Idera Details Working of 3G Antisense Technology, Potential FSHD Therapy

Idera Details Working of 3G Antisense Technology, Potential FSHD Therapy

Idera Pharmaceuticals recently presented pre-clinical data regarding the gene-silencing mechanisms of its third generation antisense (3GA) technology platform, a potential therapeutic for diseases that include, but are not limited to, facioscapulohumeral muscular dystrophy (FSHD).

The presentation, “Precise excision of targeted RNA by third generation antisense (3GA) oligonucleotides” was made at the recent Cold Springs Harbor Laboratory Conference on Regulatory & Non-Coding RNAs.

Diseases like FSHD are believed to be caused by impairments or mutations in certain genes. Correcting these mutations and the mechanisms of action involved in these processes are mostly still in development stages.

Antisense technology is a type of treatment for genetic disorders like FSHD. Because the genetic sequence of certain genes is known to cause these diseases, the synthesis of a strand of nucleic acids, such as DNA, RNA, or similar chemical agents, can turn off or inactivate defective genes. Idera’s 3GA technology specifically silences disease-causing genes using small molecules called oligonucleotides, which offer an improvement over a similar technique called inhibitory RNA (RNAi).

Idera researchers now have a better understanding of the mechanisms involved in the company’s antisense technology. In the presentation, they demonstrated that gene-silencing by 3GAs led to excision sites in targeted mRNA (messenger RNA, a conveyer of DNA information) in the region similar to that observed with siRNA (a type of RNA that silences, or shuts down, genes), but resulted in different products than those observed with earlier generations of antisense.

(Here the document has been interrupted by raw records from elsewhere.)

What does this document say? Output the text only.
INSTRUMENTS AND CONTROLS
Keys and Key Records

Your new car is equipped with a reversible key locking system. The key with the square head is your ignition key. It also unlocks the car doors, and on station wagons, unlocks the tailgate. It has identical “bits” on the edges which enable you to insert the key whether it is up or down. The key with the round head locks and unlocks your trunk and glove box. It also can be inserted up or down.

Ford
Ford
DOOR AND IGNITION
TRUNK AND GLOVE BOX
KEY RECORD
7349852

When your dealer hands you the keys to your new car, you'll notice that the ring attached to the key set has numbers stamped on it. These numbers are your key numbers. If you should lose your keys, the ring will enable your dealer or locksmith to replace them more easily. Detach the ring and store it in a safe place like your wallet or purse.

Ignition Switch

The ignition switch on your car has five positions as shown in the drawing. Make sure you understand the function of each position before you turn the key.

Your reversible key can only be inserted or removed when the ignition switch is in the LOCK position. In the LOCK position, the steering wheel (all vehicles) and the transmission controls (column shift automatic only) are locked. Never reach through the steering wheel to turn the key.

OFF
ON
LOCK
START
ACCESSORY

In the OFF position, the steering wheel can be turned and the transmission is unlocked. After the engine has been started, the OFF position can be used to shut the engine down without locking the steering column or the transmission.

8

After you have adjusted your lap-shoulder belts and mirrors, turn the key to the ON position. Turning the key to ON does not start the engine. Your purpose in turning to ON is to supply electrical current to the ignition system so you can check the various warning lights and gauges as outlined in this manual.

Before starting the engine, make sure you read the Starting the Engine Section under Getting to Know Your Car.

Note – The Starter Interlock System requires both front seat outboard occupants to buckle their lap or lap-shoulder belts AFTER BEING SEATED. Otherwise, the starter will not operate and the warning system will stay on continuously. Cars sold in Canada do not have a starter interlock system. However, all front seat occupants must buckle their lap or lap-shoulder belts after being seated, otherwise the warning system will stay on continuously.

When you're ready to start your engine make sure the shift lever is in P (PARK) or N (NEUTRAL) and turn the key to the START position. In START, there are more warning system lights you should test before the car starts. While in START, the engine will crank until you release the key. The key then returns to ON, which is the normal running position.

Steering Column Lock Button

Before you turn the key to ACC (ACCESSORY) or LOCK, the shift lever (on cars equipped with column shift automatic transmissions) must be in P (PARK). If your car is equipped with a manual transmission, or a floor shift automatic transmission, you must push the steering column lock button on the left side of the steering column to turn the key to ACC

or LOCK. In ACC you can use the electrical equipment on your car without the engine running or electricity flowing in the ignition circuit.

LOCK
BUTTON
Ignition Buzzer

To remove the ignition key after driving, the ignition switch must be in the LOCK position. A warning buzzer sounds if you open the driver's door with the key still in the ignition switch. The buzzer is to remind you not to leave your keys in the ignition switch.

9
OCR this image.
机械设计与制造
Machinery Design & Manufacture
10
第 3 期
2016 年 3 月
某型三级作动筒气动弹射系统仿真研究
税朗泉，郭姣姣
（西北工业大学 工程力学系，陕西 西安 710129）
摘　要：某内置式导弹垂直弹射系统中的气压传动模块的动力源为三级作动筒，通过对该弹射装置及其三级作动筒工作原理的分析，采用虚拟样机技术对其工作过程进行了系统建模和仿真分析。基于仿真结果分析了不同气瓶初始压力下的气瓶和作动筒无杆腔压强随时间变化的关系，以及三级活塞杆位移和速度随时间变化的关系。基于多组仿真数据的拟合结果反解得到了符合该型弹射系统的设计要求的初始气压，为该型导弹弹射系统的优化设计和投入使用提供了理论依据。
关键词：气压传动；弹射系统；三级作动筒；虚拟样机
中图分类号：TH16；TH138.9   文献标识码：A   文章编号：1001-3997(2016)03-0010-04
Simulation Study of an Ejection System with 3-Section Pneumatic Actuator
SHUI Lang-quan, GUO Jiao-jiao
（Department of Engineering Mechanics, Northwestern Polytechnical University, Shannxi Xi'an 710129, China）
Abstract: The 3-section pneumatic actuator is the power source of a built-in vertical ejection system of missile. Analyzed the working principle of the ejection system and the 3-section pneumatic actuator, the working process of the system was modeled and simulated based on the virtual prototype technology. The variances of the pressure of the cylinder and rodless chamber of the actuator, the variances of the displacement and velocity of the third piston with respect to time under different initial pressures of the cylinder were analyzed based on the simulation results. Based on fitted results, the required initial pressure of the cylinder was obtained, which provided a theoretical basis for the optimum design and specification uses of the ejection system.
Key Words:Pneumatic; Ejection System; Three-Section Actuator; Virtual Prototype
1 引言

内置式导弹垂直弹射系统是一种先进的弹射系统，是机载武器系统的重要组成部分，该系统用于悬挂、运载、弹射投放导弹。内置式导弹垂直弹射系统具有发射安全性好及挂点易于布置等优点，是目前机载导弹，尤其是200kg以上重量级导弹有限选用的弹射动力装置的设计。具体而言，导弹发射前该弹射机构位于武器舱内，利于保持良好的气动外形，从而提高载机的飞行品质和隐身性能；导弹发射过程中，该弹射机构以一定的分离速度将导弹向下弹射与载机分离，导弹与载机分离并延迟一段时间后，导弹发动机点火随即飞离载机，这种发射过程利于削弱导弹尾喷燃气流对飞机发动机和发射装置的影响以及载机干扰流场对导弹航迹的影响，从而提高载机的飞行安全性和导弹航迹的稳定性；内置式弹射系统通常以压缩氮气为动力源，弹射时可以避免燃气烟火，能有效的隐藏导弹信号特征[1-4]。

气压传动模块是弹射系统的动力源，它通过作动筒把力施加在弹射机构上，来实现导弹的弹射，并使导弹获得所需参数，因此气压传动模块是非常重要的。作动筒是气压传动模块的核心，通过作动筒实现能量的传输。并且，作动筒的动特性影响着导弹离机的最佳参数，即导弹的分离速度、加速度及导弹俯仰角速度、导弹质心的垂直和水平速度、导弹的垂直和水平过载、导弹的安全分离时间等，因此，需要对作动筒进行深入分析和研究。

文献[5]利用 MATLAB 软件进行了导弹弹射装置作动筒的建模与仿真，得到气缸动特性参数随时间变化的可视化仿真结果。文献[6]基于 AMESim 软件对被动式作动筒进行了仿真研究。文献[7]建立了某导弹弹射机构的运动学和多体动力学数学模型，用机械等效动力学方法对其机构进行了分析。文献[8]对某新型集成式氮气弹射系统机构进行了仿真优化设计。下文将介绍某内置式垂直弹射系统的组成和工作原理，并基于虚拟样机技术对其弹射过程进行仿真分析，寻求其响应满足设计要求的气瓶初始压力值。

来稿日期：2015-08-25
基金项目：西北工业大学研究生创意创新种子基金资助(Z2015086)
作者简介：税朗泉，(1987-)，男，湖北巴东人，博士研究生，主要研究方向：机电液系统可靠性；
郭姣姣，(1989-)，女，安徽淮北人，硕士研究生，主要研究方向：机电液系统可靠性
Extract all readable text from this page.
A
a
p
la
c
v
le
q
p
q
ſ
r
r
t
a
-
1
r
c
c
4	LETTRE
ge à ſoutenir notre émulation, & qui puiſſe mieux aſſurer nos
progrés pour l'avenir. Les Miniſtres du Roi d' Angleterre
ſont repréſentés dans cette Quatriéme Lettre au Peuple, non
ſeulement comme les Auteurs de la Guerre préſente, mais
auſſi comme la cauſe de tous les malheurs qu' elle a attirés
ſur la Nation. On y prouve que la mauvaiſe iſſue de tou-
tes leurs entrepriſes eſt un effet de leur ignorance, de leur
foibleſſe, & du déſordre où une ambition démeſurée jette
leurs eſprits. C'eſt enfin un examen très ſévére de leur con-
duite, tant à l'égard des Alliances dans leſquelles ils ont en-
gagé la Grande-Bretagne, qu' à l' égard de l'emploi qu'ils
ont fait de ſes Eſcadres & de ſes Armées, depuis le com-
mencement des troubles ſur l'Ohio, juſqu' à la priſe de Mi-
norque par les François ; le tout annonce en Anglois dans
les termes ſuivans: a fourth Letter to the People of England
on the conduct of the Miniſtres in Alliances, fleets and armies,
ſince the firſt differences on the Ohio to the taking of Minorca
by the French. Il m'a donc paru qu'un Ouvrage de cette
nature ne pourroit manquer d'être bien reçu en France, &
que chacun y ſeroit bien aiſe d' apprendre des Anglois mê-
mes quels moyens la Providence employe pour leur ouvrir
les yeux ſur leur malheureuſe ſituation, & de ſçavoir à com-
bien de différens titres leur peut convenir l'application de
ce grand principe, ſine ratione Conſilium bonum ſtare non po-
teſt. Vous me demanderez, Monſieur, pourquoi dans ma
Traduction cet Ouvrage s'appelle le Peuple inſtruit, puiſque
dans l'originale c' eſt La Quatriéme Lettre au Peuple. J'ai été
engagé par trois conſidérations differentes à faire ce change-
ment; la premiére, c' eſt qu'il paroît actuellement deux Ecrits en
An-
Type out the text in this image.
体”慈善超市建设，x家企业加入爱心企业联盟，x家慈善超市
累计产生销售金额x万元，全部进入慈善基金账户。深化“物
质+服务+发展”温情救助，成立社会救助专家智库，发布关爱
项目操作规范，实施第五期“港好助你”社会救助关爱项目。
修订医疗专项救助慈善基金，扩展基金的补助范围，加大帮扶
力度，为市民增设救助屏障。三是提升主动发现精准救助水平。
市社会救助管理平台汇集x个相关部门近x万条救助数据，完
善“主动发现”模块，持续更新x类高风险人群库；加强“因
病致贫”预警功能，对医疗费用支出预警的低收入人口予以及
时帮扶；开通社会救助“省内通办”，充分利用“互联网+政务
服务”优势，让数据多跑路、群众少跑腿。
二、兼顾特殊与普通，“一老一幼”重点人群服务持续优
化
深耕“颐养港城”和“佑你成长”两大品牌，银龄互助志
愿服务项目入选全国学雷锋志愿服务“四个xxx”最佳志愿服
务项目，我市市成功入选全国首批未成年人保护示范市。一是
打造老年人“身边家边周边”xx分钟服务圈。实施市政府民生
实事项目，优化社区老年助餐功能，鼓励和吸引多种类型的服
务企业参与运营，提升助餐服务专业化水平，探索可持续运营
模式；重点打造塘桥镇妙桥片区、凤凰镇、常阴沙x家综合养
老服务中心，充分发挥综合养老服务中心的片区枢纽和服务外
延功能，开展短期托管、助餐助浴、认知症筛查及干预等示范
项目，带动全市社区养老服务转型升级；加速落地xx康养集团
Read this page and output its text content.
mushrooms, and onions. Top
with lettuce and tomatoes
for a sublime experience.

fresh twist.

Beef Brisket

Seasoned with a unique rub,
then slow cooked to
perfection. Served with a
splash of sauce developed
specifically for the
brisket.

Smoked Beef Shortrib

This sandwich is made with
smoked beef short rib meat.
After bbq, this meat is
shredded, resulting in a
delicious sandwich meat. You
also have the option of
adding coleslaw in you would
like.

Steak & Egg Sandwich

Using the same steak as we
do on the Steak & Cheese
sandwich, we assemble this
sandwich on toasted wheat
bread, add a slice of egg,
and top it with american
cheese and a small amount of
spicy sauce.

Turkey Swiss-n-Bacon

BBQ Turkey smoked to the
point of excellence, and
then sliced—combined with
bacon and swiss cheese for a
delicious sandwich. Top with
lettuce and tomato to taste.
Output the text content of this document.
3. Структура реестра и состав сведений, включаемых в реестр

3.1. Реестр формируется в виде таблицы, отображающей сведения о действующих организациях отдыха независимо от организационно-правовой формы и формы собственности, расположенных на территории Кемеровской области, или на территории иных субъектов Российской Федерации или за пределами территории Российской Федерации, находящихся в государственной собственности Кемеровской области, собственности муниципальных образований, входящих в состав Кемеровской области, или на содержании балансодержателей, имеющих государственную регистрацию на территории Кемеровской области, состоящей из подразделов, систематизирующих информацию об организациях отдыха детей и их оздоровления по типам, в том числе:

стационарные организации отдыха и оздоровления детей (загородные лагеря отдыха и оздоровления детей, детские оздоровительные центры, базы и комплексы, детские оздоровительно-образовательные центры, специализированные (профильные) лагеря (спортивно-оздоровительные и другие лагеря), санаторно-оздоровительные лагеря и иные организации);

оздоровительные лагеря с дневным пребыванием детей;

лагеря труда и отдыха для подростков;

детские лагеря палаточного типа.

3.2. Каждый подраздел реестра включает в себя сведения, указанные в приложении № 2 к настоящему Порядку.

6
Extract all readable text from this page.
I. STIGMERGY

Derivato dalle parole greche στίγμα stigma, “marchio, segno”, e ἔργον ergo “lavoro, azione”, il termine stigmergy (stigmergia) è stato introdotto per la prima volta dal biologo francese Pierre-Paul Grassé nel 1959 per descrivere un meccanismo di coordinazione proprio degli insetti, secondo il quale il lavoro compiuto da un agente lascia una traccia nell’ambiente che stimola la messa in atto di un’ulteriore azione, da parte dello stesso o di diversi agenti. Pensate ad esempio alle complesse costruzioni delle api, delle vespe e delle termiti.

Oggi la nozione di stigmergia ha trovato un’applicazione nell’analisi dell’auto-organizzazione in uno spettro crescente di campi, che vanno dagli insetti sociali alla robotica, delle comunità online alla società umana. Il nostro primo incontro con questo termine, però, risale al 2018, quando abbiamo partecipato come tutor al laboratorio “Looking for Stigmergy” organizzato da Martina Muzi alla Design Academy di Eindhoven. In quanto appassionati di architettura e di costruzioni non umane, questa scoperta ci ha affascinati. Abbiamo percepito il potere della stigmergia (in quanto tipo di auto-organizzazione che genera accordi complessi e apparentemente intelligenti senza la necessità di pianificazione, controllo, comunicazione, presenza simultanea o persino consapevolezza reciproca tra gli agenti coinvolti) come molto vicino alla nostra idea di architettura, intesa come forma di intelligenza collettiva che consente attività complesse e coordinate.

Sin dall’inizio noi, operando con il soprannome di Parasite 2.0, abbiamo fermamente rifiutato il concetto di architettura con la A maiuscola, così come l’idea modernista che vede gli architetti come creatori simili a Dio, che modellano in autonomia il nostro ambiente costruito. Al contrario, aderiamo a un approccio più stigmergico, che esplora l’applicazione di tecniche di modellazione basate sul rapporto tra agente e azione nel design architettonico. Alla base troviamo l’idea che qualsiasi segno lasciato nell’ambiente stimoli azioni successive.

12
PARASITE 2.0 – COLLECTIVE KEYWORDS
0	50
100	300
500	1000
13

The company is also looking at the potential of 3GAs in targeting diseases caused by point mutations.

“Our in-depth understanding from our pioneering work in  antisense technology along with our insights into the interaction of nucleic acids with Toll-like receptors has allowed us to design this very unique technology platform to fully realize the potential of antisense technology,” Sudhir Agrawal, president of Research at Idera Pharmaceuticals, said in a press release.  “We are continuing to conduct preclinical studies with multiple 3GA candidates in house and with our collaborators, with a goal of advancing this technology to clinical development.”

The company announced that it is investigating recently identified potential gene targets for FSHD and other diseases, including  lupus nephritis, uveitis, and interstitial cystitis, with the intent of starting clinical studies in 2017.  Idera said it also produced 3GA agents for a series of additional gene targets earlier this year.